La délégation a par ailleurs indiqué que l'aide juridictionnelle serait renforcée dans un avenir proche. 

Des personnes ayant été détenues pendant de longues périodes dans le cadre de détentions provisoires abusives ont demandé réparation, a d'autre part indiqué la délégation.

Le programme «Justice for All» (Justice pour tous) est en place depuis 2008 et son financement n'est pas menacé, y compris si les bailleurs de fonds venaient à se retirer, a d'autre part assuré la délégation.  Il permet que des situations telles que «l'oubli» de détenus libérables voire innocents ne se reproduisent plus, a-t-elle précisé. 

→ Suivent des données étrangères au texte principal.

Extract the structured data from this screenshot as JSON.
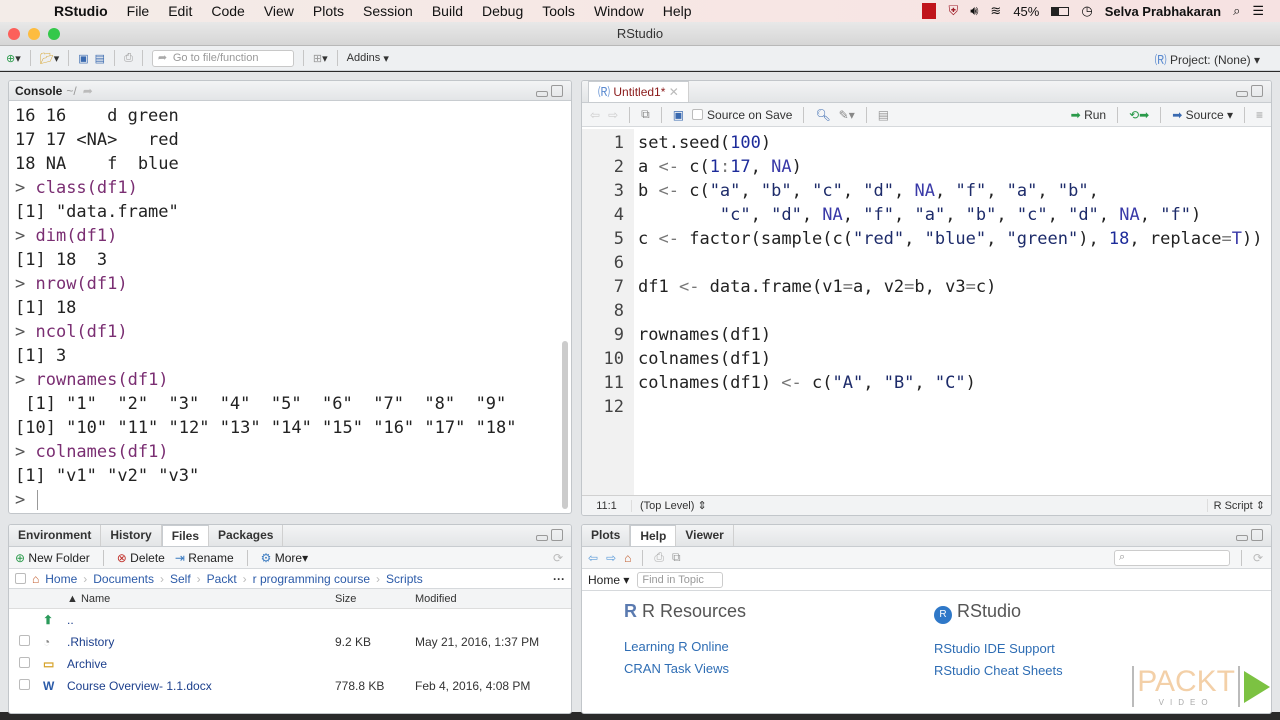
{
  "menubar": {
    "app": "RStudio",
    "items": [
      "File",
      "Edit",
      "Code",
      "View",
      "Plots",
      "Session",
      "Build",
      "Debug",
      "Tools",
      "Window",
      "Help"
    ],
    "battery": "45%",
    "user": "Selva Prabhakaran"
  },
  "window": {
    "title": "RStudio"
  },
  "toolbar": {
    "goto_placeholder": "Go to file/function",
    "addins": "Addins",
    "project": "Project: (None)"
  },
  "console": {
    "tab": "Console",
    "path": "~/",
    "lines": [
      {
        "type": "out",
        "text": "16 16    d green"
      },
      {
        "type": "out",
        "text": "17 17 <NA>   red"
      },
      {
        "type": "out",
        "text": "18 NA    f  blue"
      },
      {
        "type": "cmd",
        "text": "class(df1)"
      },
      {
        "type": "out",
        "text": "[1] \"data.frame\""
      },
      {
        "type": "cmd",
        "text": "dim(df1)"
      },
      {
        "type": "out",
        "text": "[1] 18  3"
      },
      {
        "type": "cmd",
        "text": "nrow(df1)"
      },
      {
        "type": "out",
        "text": "[1] 18"
      },
      {
        "type": "cmd",
        "text": "ncol(df1)"
      },
      {
        "type": "out",
        "text": "[1] 3"
      },
      {
        "type": "cmd",
        "text": "rownames(df1)"
      },
      {
        "type": "out",
        "text": " [1] \"1\"  \"2\"  \"3\"  \"4\"  \"5\"  \"6\"  \"7\"  \"8\"  \"9\""
      },
      {
        "type": "out",
        "text": "[10] \"10\" \"11\" \"12\" \"13\" \"14\" \"15\" \"16\" \"17\" \"18\""
      },
      {
        "type": "cmd",
        "text": "colnames(df1)"
      },
      {
        "type": "out",
        "text": "[1] \"v1\" \"v2\" \"v3\""
      },
      {
        "type": "prompt",
        "text": ""
      }
    ]
  },
  "editor": {
    "tab": "Untitled1*",
    "source_on_save": "Source on Save",
    "run": "Run",
    "source": "Source",
    "code": [
      "set.seed(100)",
      "a <- c(1:17, NA)",
      "b <- c(\"a\", \"b\", \"c\", \"d\", NA, \"f\", \"a\", \"b\",",
      "        \"c\", \"d\", NA, \"f\", \"a\", \"b\", \"c\", \"d\", NA, \"f\")",
      "c <- factor(sample(c(\"red\", \"blue\", \"green\"), 18, replace=T))",
      "",
      "df1 <- data.frame(v1=a, v2=b, v3=c)",
      "",
      "rownames(df1)",
      "colnames(df1)",
      "colnames(df1) <- c(\"A\", \"B\", \"C\")",
      ""
    ],
    "cursor": "11:1",
    "scope": "(Top Level)",
    "filetype": "R Script"
  },
  "files": {
    "tabs": [
      "Environment",
      "History",
      "Files",
      "Packages"
    ],
    "active_tab": "Files",
    "actions": {
      "new_folder": "New Folder",
      "delete": "Delete",
      "rename": "Rename",
      "more": "More"
    },
    "breadcrumb": [
      "Home",
      "Documents",
      "Self",
      "Packt",
      "r programming course",
      "Scripts"
    ],
    "columns": {
      "name": "Name",
      "size": "Size",
      "modified": "Modified"
    },
    "rows": [
      {
        "name": "..",
        "size": "",
        "modified": "",
        "icon": "up-arrow"
      },
      {
        "name": ".Rhistory",
        "size": "9.2 KB",
        "modified": "May 21, 2016, 1:37 PM",
        "icon": "history-file"
      },
      {
        "name": "Archive",
        "size": "",
        "modified": "",
        "icon": "folder"
      },
      {
        "name": "Course Overview- 1.1.docx",
        "size": "778.8 KB",
        "modified": "Feb 4, 2016, 4:08 PM",
        "icon": "word-doc"
      }
    ]
  },
  "help": {
    "tabs": [
      "Plots",
      "Help",
      "Viewer"
    ],
    "active_tab": "Help",
    "home": "Home",
    "find_placeholder": "Find in Topic",
    "r_resources": "R Resources",
    "rstudio": "RStudio",
    "left_links": [
      "Learning R Online",
      "CRAN Task Views"
    ],
    "right_links": [
      "RStudio IDE Support",
      "RStudio Cheat Sheets"
    ]
  },
  "watermark": {
    "brand": "PACKT",
    "sub": "VIDEO"
  }
}
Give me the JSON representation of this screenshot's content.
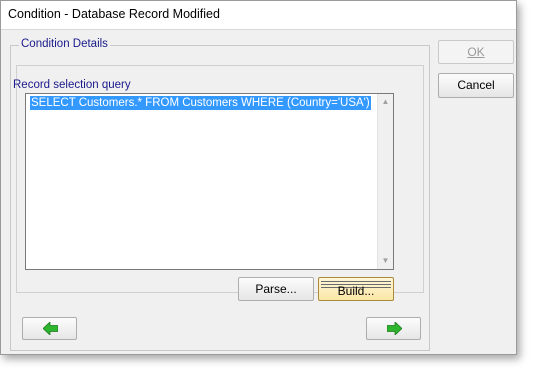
{
  "window": {
    "title": "Condition - Database Record Modified"
  },
  "group": {
    "legend": "Condition Details",
    "field_label": "Record selection query",
    "query_text": "SELECT Customers.* FROM Customers WHERE (Country='USA')"
  },
  "buttons": {
    "parse_label": "Parse...",
    "build_label": "Build...",
    "ok_label": "OK",
    "ok_enabled": false,
    "cancel_label": "Cancel"
  },
  "nav": {
    "back_icon": "left-arrow-icon",
    "next_icon": "right-arrow-icon"
  },
  "colors": {
    "label_blue": "#1a1a8c",
    "selection": "#3399ff",
    "arrow_green": "#2db52d"
  }
}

La mortalité maternelle est en recul mais celui-ci n'a pas été suffisant pour atteindre l'Objectif du Millénaire pour le développement en la matière, a ensuite souligné la délégation.  L'avortement est autorisé dans un certain nombre très limité de cas – inceste, viol, risque d'anormalité ou risque pour la santé de la mère, a ajouté la délégation.

Le Ghana s'efforce d'offrir des solutions durables aux réfugiés, a d'autre part indiqué la délégation.  Plusieurs milliers de Libériens ont ainsi opté pour demeurer au sein des communautés qui les ont accueillis, a-t-elle fait valoir.  En revanche, les Ivoiriens ont été encouragés à rentrer dans leur pays, une fois la paix revenue dans ce pays voisin.  L'octroi de la nationalité est généreux, en particulier en faveur des orphelins étrangers.  Des  accords ont été conclus avec plusieurs pays voisins pour éviter les situations d'apatridie. 

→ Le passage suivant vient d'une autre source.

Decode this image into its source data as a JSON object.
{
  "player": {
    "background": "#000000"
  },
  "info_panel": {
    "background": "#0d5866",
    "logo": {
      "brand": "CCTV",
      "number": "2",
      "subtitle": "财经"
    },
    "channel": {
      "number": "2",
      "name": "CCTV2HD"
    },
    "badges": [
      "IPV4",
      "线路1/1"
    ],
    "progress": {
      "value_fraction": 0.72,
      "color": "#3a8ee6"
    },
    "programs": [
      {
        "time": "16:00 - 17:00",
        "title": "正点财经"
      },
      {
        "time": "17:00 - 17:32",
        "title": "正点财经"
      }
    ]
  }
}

Pour ce qui concerne le travail des enfants, plus de 2000 d'entre eux, qui avaient été pratiquement réduits en esclavage, ont pu être secourus en 2014, a indiqué la délégation.

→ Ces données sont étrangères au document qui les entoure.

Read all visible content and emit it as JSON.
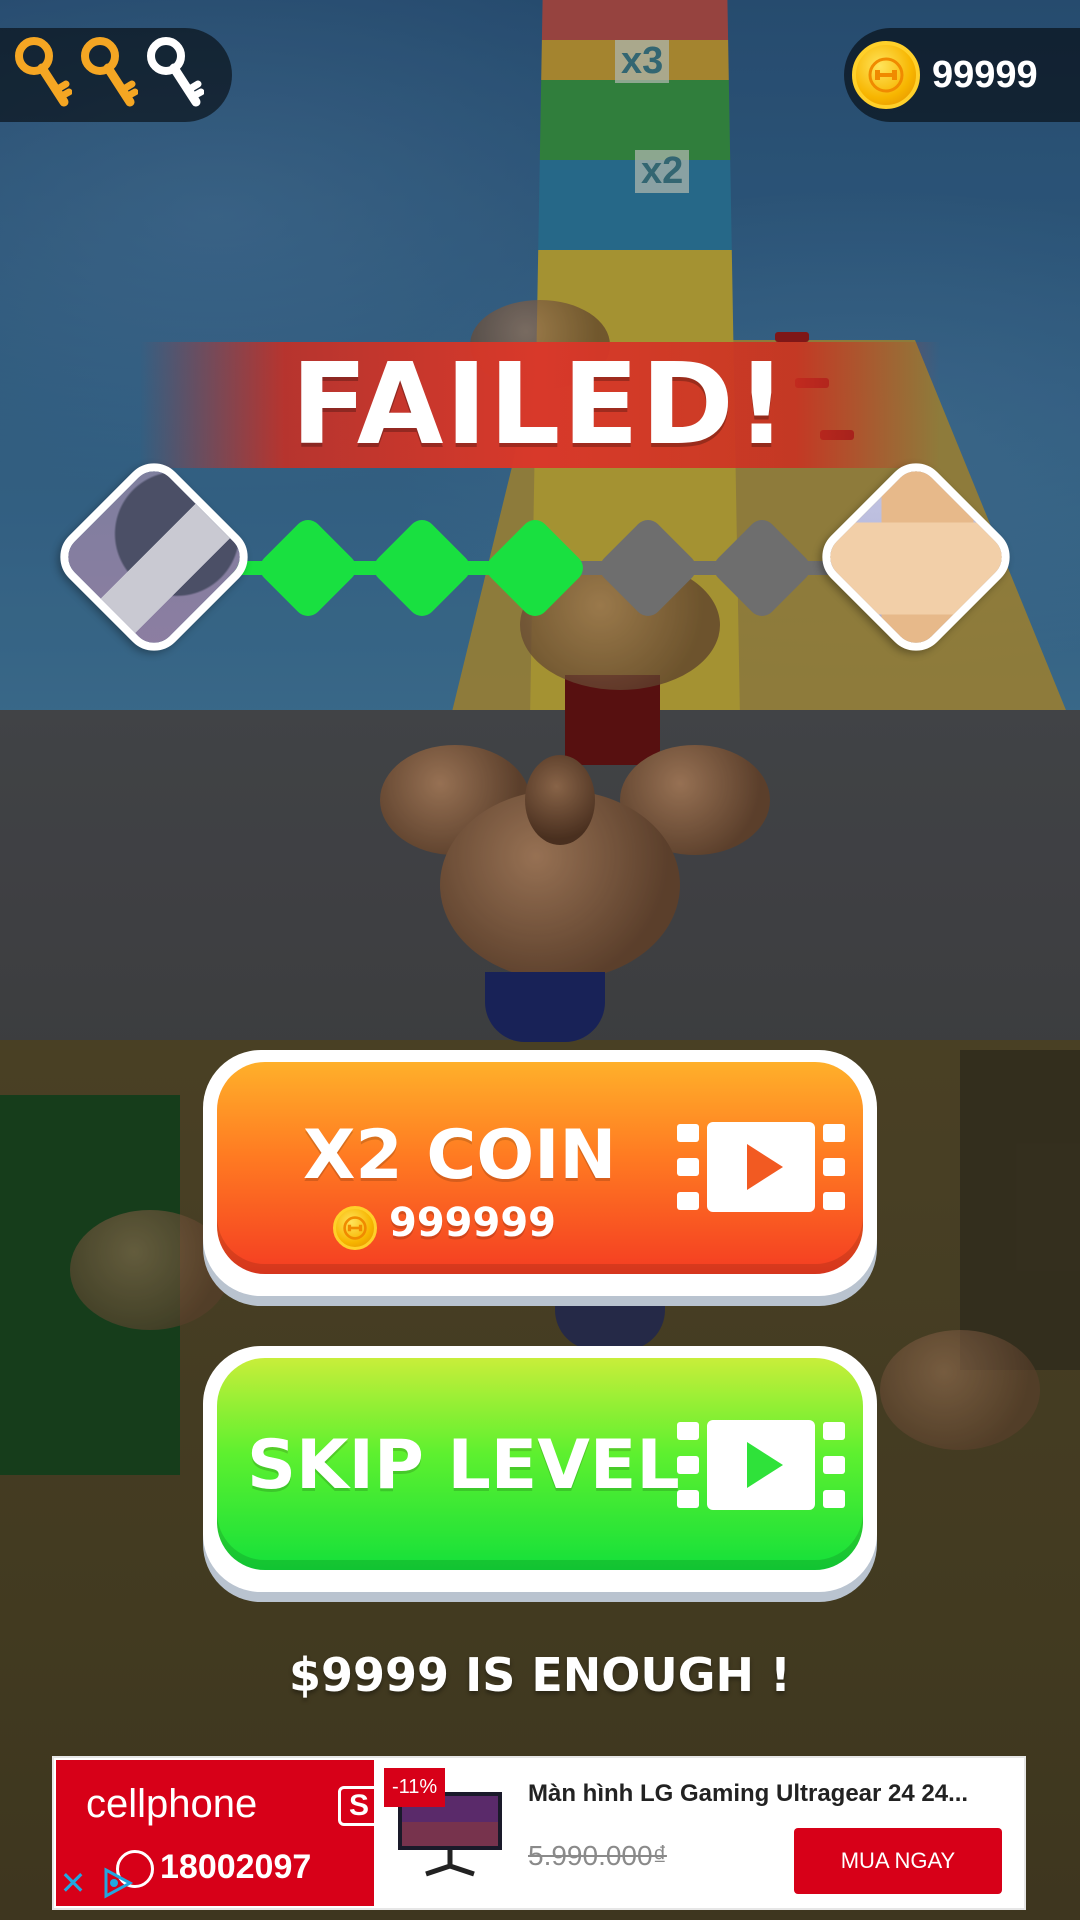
{
  "hud": {
    "keys": [
      {
        "state": "collected",
        "color": "#f5a623",
        "icon": "key-icon"
      },
      {
        "state": "collected",
        "color": "#f5a623",
        "icon": "key-icon"
      },
      {
        "state": "empty",
        "color": "#ffffff",
        "icon": "key-icon"
      }
    ],
    "coins": "99999",
    "coin_icon": "dumbbell-coin-icon"
  },
  "background_signs": {
    "sign_1": "x3",
    "sign_2": "x2"
  },
  "result": {
    "title": "FAILED!"
  },
  "progress": {
    "total_stages": 5,
    "completed_stages": 3,
    "completed_color": "#19e040",
    "pending_color": "#6e6e6e"
  },
  "buttons": {
    "x2_coin": {
      "label": "X2 COIN",
      "amount": "999999",
      "icon": "video-ad-icon"
    },
    "skip_level": {
      "label": "SKIP LEVEL",
      "icon": "video-ad-icon"
    }
  },
  "message": "$9999 IS ENOUGH !",
  "ad": {
    "brand": "cellphone",
    "brand_badge": "S",
    "phone": "18002097",
    "discount": "-11%",
    "title": "Màn hình LG Gaming Ultragear 24 24...",
    "old_price": "5.990.000₫",
    "cta": "MUA NGAY",
    "close_symbol": "✕"
  }
}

Le projet de loi relatif au droit à l'information, déposé depuis 2010, est finalement examiné en ce moment par les députés, a par ailleurs indiqué la délégation.  Le chef de l'État a insisté pour qu'il soit adopté avant les vacances parlementaires qui débutent le 22 juillet, a-t-elle précisé.  Cela est d'autant plus indispensable que des organisations de la société civile ne cessent d'intenter des actions en justice pour obtenir communication d'informations qu'elles estiment d'intérêt public, a ajouté la délégation. 

Concluant ce dialogue, le Procureur général adjoint et Vice-Ministre de la justice du Ghana a souhaité que  le rapport du Comité reflète fidèlement et en toute justice les informations rapportées lors de cet examen du rapport initial du Ghana.  M. Ayine a réitéré l'engagement de son pays en faveur des droits fondamentaux de ses citoyens, assurant qu'il faisait preuve de dynamisme à cet égard.  En dépit de ressources limitées et d'obstacles, le Ghana a la volonté d'aller de l'avant, ainsi que l'a bien noté un expert, a conclu le chef de la délégation ghanéenne. 

Remarques de conclusion

M. FABIÁN OMAR SALVIOLI, Président du Comité, a souligné l'importance que le Ghana se penche sur le rapport du Rapporteur spécial sur la torture et autres peines et traitements inhumains ou dégradants, qui contient des informations importantes, sensiblement différentes de celles mises en avant par la délégation lors du présent examen.